Durante a campanha, Cavaliere não falou com a imprensa. Mas na última terça-feira (1), em uma agenda de campanha em Tomás Coelho, na Zona Norte, bairro em que foi mais votado em 2022 para deputado estadual, o candidato a vice conversou com a piauí, mas pediu para que não fossem citadas declarações suas entre aspas. Quando perguntado sobre sua ínfima presença na campanha de Paes, ele se mostrou conformado com sua posição. Disse que o seu papel foi ser candidato a vice, e candidato a vice não fala e não cria problema, e foi o que procurou fazer. 

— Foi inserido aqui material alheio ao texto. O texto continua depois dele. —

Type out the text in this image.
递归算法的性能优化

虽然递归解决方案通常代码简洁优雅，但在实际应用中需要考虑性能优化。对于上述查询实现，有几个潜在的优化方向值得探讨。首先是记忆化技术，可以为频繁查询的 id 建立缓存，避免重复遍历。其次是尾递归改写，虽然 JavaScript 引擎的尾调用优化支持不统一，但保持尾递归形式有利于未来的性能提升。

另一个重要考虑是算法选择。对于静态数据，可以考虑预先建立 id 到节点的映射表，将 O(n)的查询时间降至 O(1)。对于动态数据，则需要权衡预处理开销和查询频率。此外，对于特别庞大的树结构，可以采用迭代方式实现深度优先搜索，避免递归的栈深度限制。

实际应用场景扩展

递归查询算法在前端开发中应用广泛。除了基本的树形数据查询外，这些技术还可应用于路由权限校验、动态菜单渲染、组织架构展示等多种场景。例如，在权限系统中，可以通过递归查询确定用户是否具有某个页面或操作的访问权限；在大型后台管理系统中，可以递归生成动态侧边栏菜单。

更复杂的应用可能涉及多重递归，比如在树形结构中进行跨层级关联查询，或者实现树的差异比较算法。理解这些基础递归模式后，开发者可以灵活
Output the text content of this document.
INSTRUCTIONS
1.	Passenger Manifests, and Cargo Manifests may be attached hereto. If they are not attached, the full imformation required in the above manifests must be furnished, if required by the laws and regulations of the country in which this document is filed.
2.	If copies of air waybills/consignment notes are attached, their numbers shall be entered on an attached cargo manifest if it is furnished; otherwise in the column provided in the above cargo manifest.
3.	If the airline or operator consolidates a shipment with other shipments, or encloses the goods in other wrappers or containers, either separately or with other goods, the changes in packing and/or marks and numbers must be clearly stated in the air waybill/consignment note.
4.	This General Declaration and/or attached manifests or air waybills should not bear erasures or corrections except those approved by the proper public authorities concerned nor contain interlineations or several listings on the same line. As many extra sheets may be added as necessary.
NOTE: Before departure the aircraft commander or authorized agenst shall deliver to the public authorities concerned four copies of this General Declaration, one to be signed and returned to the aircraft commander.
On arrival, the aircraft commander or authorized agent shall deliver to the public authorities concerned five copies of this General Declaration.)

No meio da conversa, um morador do bairro, conhecido de Cavaliere, o abordou, chamando-o de “meu futuro prefeito”. Sobre esse tema, ele diz que não tem qualquer ansiedade, já que está com 30 anos de idade e o tempo a seu favor. Falou que antes de 2028 ainda haverá a eleição para o governo do estado em 2026 e que é preciso aguardar o que o partido decidirá.

 

Nascido no Rio, em uma família em que a mãe era da Zona Norte e o pai do Leblon (hoje são divorciados), nunca lhe faltaram oportunidades. Estudou no Colégio Santo Agostinho, uma das escolas mais caras da cidade. Cursou o 1º ano do ensino fundamental na sede do Leblon e, um ano depois, ao se mudar para o Recreio dos Bandeirantes, pediu transferência para a filial na Barra da Tijuca. Era um dos alunos com a nota mais alta da sala. 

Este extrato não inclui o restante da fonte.